If Hawaii goes as planned, I will then see how things look in Europe. I know that Greece is among the first places that is trying to re-open to tourism and I’m thinking that if I can find a cheap room on or near a gorgeous stretch of remote beach on one of the Greek islands in September it would be a stress-free respite from what the last few months have been like. Hopefully I can spend some time in Italy too, and I have gotten some promising news that some of my favorite restaurants are starting to re-open and my friends are getting to venture out for recreation and to see family for the first time in three months.
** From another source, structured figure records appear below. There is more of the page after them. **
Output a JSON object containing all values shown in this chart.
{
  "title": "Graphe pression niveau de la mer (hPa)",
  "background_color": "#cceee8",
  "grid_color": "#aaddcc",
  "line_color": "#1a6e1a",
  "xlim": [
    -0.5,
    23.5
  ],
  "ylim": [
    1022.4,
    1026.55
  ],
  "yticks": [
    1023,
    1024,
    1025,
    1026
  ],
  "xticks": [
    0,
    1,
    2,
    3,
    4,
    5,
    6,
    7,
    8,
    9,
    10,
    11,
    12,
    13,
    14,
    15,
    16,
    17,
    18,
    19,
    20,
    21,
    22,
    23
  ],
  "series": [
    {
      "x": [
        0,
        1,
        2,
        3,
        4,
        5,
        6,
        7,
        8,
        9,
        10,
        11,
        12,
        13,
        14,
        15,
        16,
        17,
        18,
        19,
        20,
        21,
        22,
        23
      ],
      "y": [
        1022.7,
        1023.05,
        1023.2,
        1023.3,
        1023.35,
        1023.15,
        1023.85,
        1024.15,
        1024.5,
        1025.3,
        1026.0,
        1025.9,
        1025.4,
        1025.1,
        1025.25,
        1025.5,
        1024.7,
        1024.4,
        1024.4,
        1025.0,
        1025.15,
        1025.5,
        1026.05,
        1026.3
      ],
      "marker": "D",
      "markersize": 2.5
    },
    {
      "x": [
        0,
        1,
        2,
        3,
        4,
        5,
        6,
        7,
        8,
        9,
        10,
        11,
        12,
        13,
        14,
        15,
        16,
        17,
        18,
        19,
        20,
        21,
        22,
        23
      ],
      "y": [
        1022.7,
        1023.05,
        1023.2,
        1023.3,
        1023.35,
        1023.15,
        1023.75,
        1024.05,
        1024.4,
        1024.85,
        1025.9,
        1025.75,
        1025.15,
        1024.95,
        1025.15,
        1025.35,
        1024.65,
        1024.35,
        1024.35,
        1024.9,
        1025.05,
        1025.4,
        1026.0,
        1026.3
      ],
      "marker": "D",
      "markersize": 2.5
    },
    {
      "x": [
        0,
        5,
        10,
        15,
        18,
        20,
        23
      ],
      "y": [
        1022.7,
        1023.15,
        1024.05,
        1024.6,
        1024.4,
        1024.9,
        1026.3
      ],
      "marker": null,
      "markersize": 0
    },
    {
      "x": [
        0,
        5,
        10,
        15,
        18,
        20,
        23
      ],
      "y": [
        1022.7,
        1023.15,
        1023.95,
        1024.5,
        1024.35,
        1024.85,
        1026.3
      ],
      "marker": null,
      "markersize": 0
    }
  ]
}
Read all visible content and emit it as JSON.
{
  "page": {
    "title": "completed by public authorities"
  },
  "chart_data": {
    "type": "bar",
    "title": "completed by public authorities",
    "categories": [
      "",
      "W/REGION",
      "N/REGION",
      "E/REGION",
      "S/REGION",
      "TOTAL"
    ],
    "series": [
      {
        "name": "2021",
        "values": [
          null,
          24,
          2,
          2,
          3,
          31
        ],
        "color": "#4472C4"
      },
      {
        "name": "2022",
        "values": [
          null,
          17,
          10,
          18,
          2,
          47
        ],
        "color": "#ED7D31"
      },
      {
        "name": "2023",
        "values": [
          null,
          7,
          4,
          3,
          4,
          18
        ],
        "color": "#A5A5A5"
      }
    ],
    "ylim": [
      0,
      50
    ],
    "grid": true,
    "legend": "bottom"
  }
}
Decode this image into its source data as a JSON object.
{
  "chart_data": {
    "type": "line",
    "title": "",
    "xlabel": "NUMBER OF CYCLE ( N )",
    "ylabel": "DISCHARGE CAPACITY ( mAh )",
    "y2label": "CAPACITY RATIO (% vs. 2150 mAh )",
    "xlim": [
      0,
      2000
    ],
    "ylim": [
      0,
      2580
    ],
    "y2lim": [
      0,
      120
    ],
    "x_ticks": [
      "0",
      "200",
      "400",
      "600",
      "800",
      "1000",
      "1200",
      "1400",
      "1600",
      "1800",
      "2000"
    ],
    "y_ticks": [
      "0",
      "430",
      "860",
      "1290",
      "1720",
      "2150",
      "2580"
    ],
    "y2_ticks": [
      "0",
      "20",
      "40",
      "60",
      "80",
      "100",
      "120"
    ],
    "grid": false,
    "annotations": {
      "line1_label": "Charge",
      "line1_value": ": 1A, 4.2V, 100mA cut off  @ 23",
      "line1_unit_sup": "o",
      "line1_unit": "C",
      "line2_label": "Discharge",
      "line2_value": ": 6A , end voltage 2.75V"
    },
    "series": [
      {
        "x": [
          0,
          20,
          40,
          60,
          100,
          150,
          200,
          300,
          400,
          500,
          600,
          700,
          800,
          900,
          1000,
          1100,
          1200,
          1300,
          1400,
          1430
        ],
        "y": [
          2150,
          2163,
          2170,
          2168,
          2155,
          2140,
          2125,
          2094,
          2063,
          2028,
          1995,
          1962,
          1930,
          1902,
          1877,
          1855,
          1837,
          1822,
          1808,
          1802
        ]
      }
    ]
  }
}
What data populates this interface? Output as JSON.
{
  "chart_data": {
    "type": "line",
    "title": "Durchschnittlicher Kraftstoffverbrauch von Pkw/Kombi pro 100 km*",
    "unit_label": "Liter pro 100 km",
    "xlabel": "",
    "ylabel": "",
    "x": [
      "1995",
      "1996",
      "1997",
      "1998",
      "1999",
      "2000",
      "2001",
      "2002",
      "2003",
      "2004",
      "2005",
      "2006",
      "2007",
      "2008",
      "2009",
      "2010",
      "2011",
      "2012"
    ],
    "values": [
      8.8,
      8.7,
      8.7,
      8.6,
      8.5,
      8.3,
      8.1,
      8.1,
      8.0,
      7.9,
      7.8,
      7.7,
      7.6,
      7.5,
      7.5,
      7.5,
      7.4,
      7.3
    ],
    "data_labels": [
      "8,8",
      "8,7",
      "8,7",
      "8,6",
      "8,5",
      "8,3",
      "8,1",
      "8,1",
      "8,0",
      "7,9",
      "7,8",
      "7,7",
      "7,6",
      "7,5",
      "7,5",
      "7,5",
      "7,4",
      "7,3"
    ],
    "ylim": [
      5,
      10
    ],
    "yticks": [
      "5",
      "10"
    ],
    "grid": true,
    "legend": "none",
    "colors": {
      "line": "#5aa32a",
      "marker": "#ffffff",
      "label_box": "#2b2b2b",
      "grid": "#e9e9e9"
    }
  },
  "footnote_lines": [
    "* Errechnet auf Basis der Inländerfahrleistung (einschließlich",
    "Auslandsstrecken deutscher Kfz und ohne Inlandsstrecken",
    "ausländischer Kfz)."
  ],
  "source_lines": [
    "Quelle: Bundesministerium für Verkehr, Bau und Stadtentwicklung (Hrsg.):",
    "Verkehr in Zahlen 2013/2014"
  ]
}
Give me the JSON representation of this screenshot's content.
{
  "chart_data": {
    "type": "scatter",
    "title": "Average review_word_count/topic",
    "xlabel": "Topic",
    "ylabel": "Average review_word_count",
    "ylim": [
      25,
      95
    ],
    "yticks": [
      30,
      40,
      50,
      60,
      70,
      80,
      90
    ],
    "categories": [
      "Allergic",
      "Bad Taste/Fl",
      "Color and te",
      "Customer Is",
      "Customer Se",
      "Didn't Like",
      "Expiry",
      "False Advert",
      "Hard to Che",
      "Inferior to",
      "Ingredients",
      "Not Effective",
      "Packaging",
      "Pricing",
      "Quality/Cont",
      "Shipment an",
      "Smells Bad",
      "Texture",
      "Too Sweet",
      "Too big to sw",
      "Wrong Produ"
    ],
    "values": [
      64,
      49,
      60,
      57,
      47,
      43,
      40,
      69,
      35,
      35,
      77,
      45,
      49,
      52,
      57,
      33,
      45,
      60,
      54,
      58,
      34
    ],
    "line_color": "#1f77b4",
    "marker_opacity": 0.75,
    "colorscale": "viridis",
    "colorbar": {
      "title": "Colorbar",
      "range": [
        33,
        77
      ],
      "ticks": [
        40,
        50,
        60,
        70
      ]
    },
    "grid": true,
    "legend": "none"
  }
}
And then, if all goes well and there is no further chaos to disrupt these tentative plans I will hunker down in New England where I can spend much needed time with friends, watch the foliage turn, find a more permanent place to live and spend the holidays among those I love. Of course, all of this is just a shaky framework of an idea, and as the headlines change and life rolls on, there’s no telling where any of us may be and what we will have experienced by the end of the year.
It’s been hard for me to write something for several weeks now, but I hope getting some of this off my chest will open the flood gates and let me get back to publishing things on a more regular basis. Meanwhile my thoughts go out to all of you who take the time to read this and I wonder what you’ve experienced and how you’re coping with things. I’d love to hear from you. In the meantime, take care, stay well and keep the plans and dreams you have alive… flexible, but alive.